One of bitcoin’s barriers to greater adoption is its exchanges. MtGox was a fiasco that reflected poorly on bitcoin and highlighted the dangers of centralised, unregulated trading in and out of fiat. In countries like China, bitcoin trading is now all but impossible due to state regulation. One of the answers, both to state intervention and centralised control (and the consequent concentration of risk) is decentralised exchanges. Coinffeine is one such system that is already on the way, and promises big things. (It’s currently in pre-Alpha, but watch that spot.)

NXT is likely to prove another bridge to bitcoin adoption – not because it offers better or different features as a cryptocurrency, but because of the functionality built into its ecosystem.

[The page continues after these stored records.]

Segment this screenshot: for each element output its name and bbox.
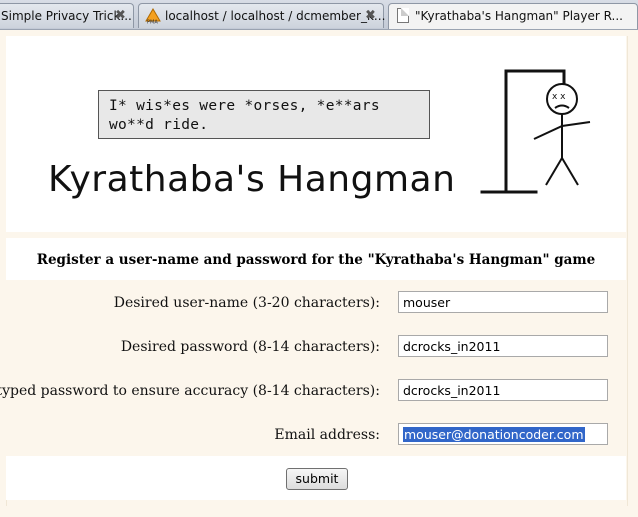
- retype-password-label: Re-typed password to ensure accuracy (8-…: [0, 383, 380, 399]
- registration-heading-bar: Register a user-name and password for th…: [6, 238, 626, 280]
- username-input[interactable]: mouser: [398, 291, 608, 313]
- password-row: Desired password (8-14 characters): dcro…: [6, 335, 626, 359]
- game-title: Kyrathaba's Hangman: [48, 159, 456, 200]
- clue-line-2: wo**d ride.: [109, 117, 209, 133]
- registration-heading: Register a user-name and password for th…: [36, 252, 596, 268]
- browser-tab-strip: Simple Privacy Trick... ✖ PMA localhost …: [0, 0, 638, 30]
- hangman-gallows-icon: x x: [480, 69, 591, 194]
- retype-password-row: Re-typed password to ensure accuracy (8-…: [0, 379, 626, 403]
- registration-form: Desired user-name (3-20 characters): mou…: [0, 280, 626, 456]
- page-icon: [397, 8, 409, 23]
- submit-button[interactable]: submit: [286, 468, 348, 490]
- phrase-clue-box: I* wis*es were *orses, *e**ars wo**d rid…: [98, 90, 430, 139]
- svg-text:PMA: PMA: [147, 20, 158, 25]
- email-row: Email address: mouser@donationcoder.com: [6, 423, 626, 447]
- password-input[interactable]: dcrocks_in2011: [398, 335, 608, 357]
- tab-title: "Kyrathaba's Hangman" Player R...: [415, 9, 623, 23]
- retype-password-input[interactable]: dcrocks_in2011: [398, 379, 608, 401]
- tab-close-icon[interactable]: ✖: [115, 8, 126, 23]
- submit-bar: submit: [6, 456, 626, 500]
- email-label: Email address:: [274, 427, 380, 443]
- browser-tab-hangman[interactable]: "Kyrathaba's Hangman" Player R...: [388, 3, 638, 29]
- email-selected-text: mouser@donationcoder.com: [403, 427, 585, 442]
- tab-close-icon[interactable]: ✖: [365, 8, 376, 23]
- clue-line-1: I* wis*es were *orses, *e**ars: [109, 98, 380, 114]
- tab-title: localhost / localhost / dcmember_k...: [165, 9, 386, 23]
- username-row: Desired user-name (3-20 characters): mou…: [6, 291, 626, 315]
- phpmyadmin-icon: PMA: [145, 8, 161, 24]
- tab-title: Simple Privacy Trick...: [1, 9, 132, 23]
- svg-text:x x: x x: [552, 92, 566, 102]
- username-label: Desired user-name (3-20 characters):: [113, 295, 380, 311]
- browser-tab-privacy[interactable]: Simple Privacy Trick... ✖: [0, 3, 134, 28]
- password-label: Desired password (8-14 characters):: [120, 339, 380, 355]
- email-input[interactable]: mouser@donationcoder.com: [398, 423, 608, 445]
- browser-tab-phpmyadmin[interactable]: PMA localhost / localhost / dcmember_k..…: [138, 3, 386, 28]
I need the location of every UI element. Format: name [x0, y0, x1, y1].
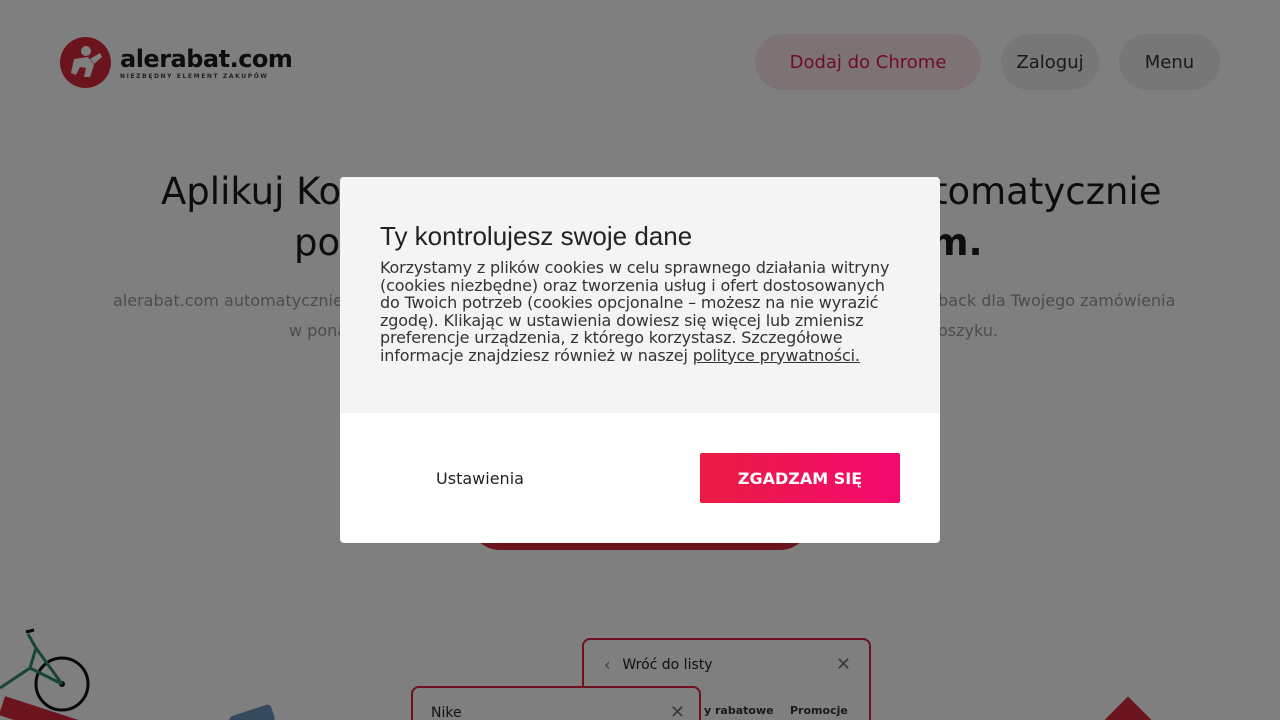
- privacy-policy-link[interactable]: polityce prywatności.: [693, 346, 860, 365]
- dialog-title: Ty kontrolujesz swoje dane: [380, 221, 693, 251]
- cookie-consent-dialog: Ty kontrolujesz swoje dane Korzystamy z …: [340, 177, 940, 543]
- dialog-text: Korzystamy z plików cookies w celu spraw…: [380, 259, 900, 364]
- accept-button[interactable]: ZGADZAM SIĘ: [700, 453, 900, 503]
- cookie-consent-actions: Ustawienia ZGADZAM SIĘ: [340, 413, 940, 543]
- settings-button[interactable]: Ustawienia: [400, 453, 560, 503]
- cookie-consent-body: Ty kontrolujesz swoje dane Korzystamy z …: [340, 177, 940, 413]
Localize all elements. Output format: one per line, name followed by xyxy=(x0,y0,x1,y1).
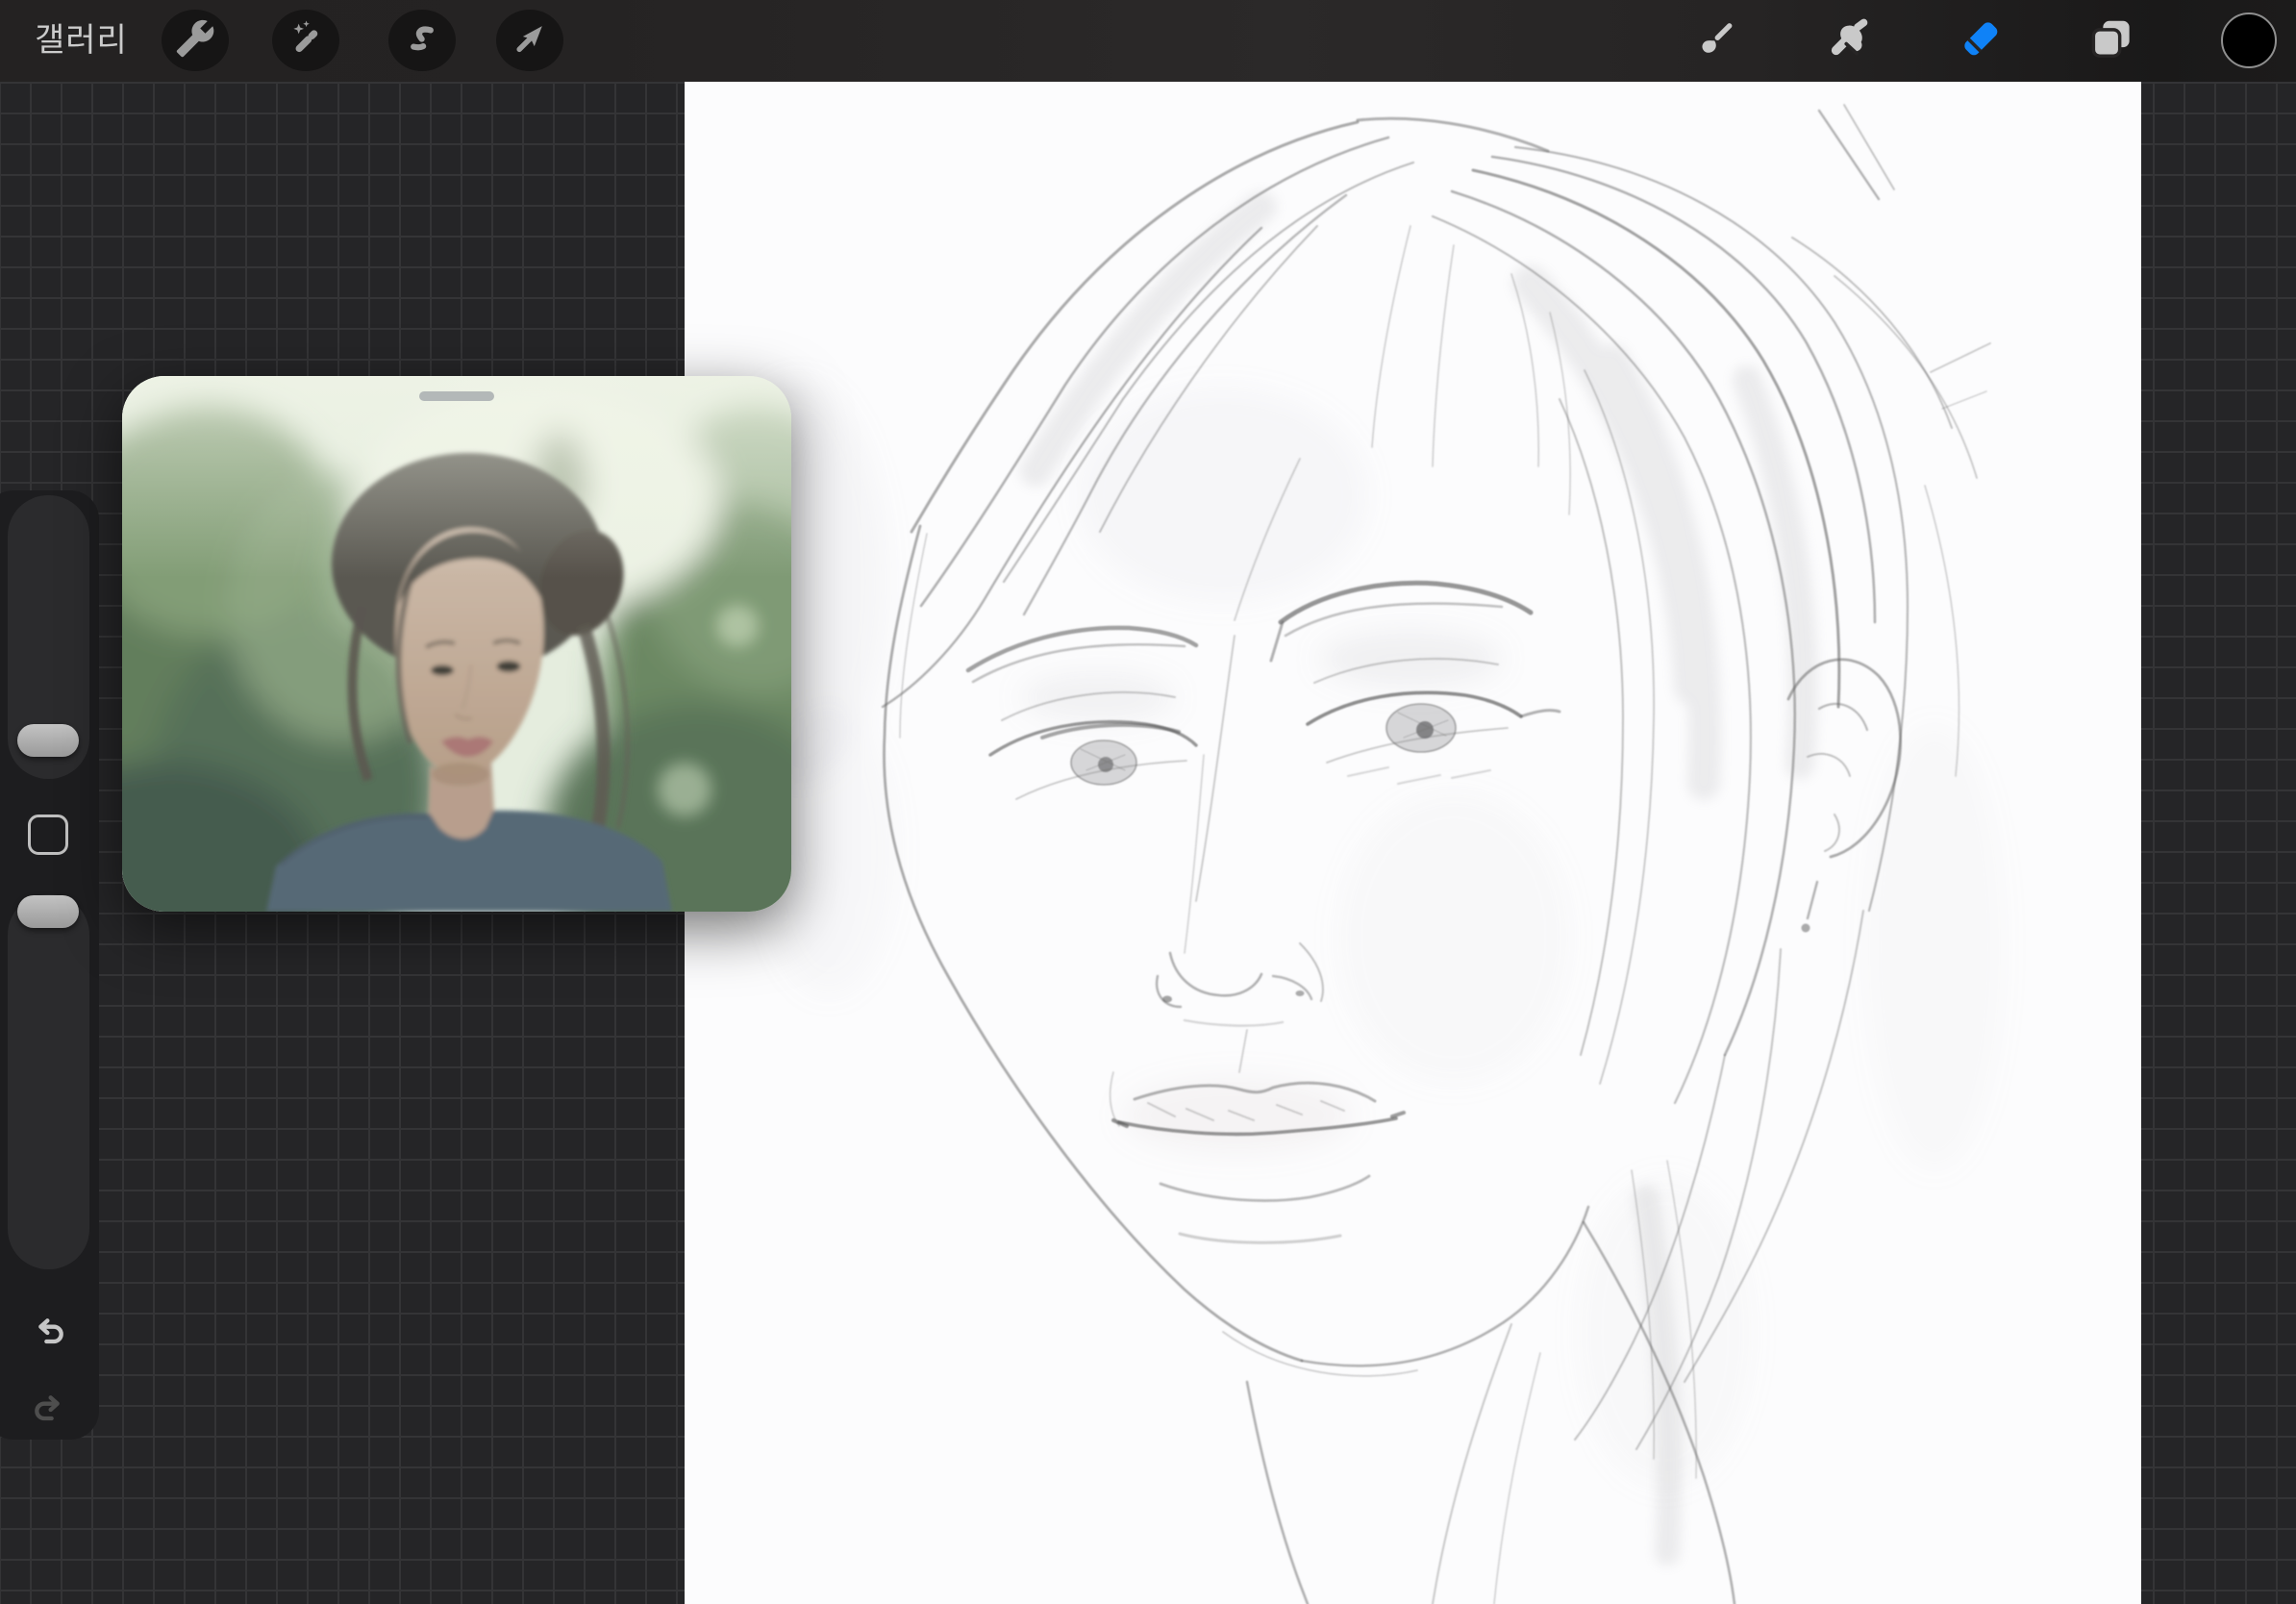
opacity-slider[interactable] xyxy=(8,894,89,1269)
top-toolbar: 갤러리 xyxy=(0,0,2296,82)
layers-icon xyxy=(2086,13,2136,68)
brush-size-handle[interactable] xyxy=(17,724,79,757)
reference-photo xyxy=(122,376,791,912)
smudge-hand-icon xyxy=(1823,13,1873,68)
layers-button[interactable] xyxy=(2081,10,2142,71)
redo-arrow-icon xyxy=(30,1415,68,1431)
erase-button[interactable] xyxy=(1950,10,2011,71)
brush-sidebar xyxy=(0,490,99,1440)
paint-button[interactable] xyxy=(1685,10,1747,71)
color-well-icon[interactable] xyxy=(2221,13,2277,68)
transform-button[interactable] xyxy=(496,10,563,71)
drag-handle[interactable] xyxy=(419,391,494,401)
adjustments-button[interactable] xyxy=(272,10,339,71)
magic-wand-icon xyxy=(285,17,327,64)
eraser-icon xyxy=(1955,13,2007,69)
modify-button[interactable] xyxy=(28,815,68,855)
selection-s-icon xyxy=(401,17,443,64)
wrench-icon xyxy=(175,18,215,63)
actions-button[interactable] xyxy=(162,10,229,71)
drawing-canvas[interactable] xyxy=(685,82,2141,1604)
selection-button[interactable] xyxy=(388,10,456,71)
undo-button[interactable] xyxy=(30,1312,68,1350)
reference-window[interactable] xyxy=(122,376,791,912)
redo-button[interactable] xyxy=(30,1389,68,1427)
brush-icon xyxy=(1692,14,1740,67)
transform-arrow-icon xyxy=(509,17,551,64)
gallery-button[interactable]: 갤러리 xyxy=(35,0,128,82)
pencil-sketch xyxy=(685,82,2141,1604)
undo-arrow-icon xyxy=(30,1338,68,1354)
smudge-button[interactable] xyxy=(1817,10,1879,71)
opacity-handle[interactable] xyxy=(17,895,79,928)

VC money is pouring into bitcoin, but real-world use currently lags its impressive market cap. NXT’s market cap is still comparatively small, but its functionality offers something that bitcoin badly needs. As forum user Cassius states;

‘One of the biggest problems is that NXT is perceived as a challenger to bitcoin and therefore is a threat to die-hard bitcoiners. In fact, the Asset Exchange could be a huge benefit to all cryptocurrencies since it can function as a decentralised exchange. (Side point: I guess it would even be possible to come up with futures contracts, so that you could be sure your $100 of bitcoin/NXT/whatevercoin was worth $100 when you sold it for something else. That would be a huge step forward as it would avoid the need for centralised exchanges right up to the point of cashing out.)’

Crypto vs fiat
Ultimately, the world is a big place and cryptocurrency hasn’t yet been taken up by more than a fraction of one percent of the population. Like any other area of life, cryptocurrency enthusiasts have a tendency to be tribalistic. At this point, though, the real competition isn’t between bitcoin and other cryptocurrencies. It’s between cryptocurrency and fiat systems. If one cryptocurrency offers another a leg up and thereby increases the adoption of both, that’s good for everyone.

At some point in the future, a Highlander-style showdown and bid for ultimate crypto-dominance might be justified. Just not yet.